The smaller of the two officers shook his head. “I thought it was a boy aged anywhere between three months and six-years old. Now, it’s a daughter? Is she with your son?”
“What? Sure, yeah, what the hell. This is a terrible ordeal and, it’s just crushed the spirit out of my wife and me. I don’t think the public realizes the torment this has caused. Oh, the humanity. I feel like openly weeping in a dramatic fashion just for a few moments, but I think I’ll wait till someone from the media comes out. Oh, that reminds me - has anyone phoned John R Hunt? Dave Dale? Kate Adams? I think they should know about the terrible small town drama that’s playing out in real time for everyone to watch. I swear, this is like some type of horribly entertaining reality show.”

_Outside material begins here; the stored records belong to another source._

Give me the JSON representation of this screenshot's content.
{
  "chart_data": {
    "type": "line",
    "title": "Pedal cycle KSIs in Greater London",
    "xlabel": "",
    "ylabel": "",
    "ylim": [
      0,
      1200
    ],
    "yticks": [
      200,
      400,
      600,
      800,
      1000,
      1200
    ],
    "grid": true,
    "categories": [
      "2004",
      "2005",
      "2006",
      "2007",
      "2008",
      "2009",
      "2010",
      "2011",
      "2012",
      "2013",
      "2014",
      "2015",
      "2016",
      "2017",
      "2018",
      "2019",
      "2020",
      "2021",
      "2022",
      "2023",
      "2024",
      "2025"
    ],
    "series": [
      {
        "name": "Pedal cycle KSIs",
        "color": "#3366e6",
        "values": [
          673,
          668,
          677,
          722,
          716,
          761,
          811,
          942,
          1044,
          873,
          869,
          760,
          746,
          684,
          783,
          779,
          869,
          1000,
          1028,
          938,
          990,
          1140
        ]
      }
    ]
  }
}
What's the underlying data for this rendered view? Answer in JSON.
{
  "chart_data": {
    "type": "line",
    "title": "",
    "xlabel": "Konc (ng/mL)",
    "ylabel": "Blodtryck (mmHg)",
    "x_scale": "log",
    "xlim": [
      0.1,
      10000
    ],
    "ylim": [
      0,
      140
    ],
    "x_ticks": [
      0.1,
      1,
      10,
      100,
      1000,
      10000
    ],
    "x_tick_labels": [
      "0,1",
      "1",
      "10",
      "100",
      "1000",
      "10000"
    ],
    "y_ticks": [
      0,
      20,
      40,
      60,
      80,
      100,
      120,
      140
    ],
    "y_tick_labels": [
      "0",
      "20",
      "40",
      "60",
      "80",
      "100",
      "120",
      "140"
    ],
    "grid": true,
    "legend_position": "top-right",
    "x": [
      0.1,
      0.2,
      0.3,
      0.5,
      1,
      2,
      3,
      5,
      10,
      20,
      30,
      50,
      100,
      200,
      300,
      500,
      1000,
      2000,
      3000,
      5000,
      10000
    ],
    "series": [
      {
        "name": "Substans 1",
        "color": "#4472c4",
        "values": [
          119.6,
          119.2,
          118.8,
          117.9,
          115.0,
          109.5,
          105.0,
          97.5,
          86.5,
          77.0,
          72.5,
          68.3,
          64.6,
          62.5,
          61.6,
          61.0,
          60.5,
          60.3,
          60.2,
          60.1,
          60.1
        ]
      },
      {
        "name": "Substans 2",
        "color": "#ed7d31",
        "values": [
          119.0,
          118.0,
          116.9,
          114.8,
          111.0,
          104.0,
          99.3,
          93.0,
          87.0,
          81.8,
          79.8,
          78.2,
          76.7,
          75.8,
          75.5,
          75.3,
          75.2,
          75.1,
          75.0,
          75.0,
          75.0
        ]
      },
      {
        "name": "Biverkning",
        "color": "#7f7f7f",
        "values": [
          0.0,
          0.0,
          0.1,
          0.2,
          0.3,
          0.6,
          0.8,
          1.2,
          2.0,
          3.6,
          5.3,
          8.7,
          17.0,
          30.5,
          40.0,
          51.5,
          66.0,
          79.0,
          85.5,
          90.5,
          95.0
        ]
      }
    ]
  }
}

Then, like out of some Oscar Wilde play, Shannon casually walked upstairs grumbling.
“Hey dad, the Wii’s crapped out. I’m going back to bed.”
Damn. The jigs up. I jumped back in surprise. “Shannon! My son! You’re alive. Oh, we were so scared that you had flown away in that big banana balloon thing. I thought for sure you were hovering over Quebec.” I hugged the hell out of him. He fought me off with his long, lurchy arms. I eased my embrace allowing him to push away some.
“What?” He looked at the cops. “Oh, yeah, uh, I landed whatever that thing was after being shot down by the poutine stand and everything’s good now. I’m going to take a nap.”
The police officer stared me down before saying: “He looks a little older than four.”
“I know. I think he gets it from his mother’s side. They’re, uh, all gigantic folks.”
I began to sweat. Maybe this was not a great idea. At the same time my wife pulled into the driveway. I’m not getting my own reality show. My brain really let me down on this one.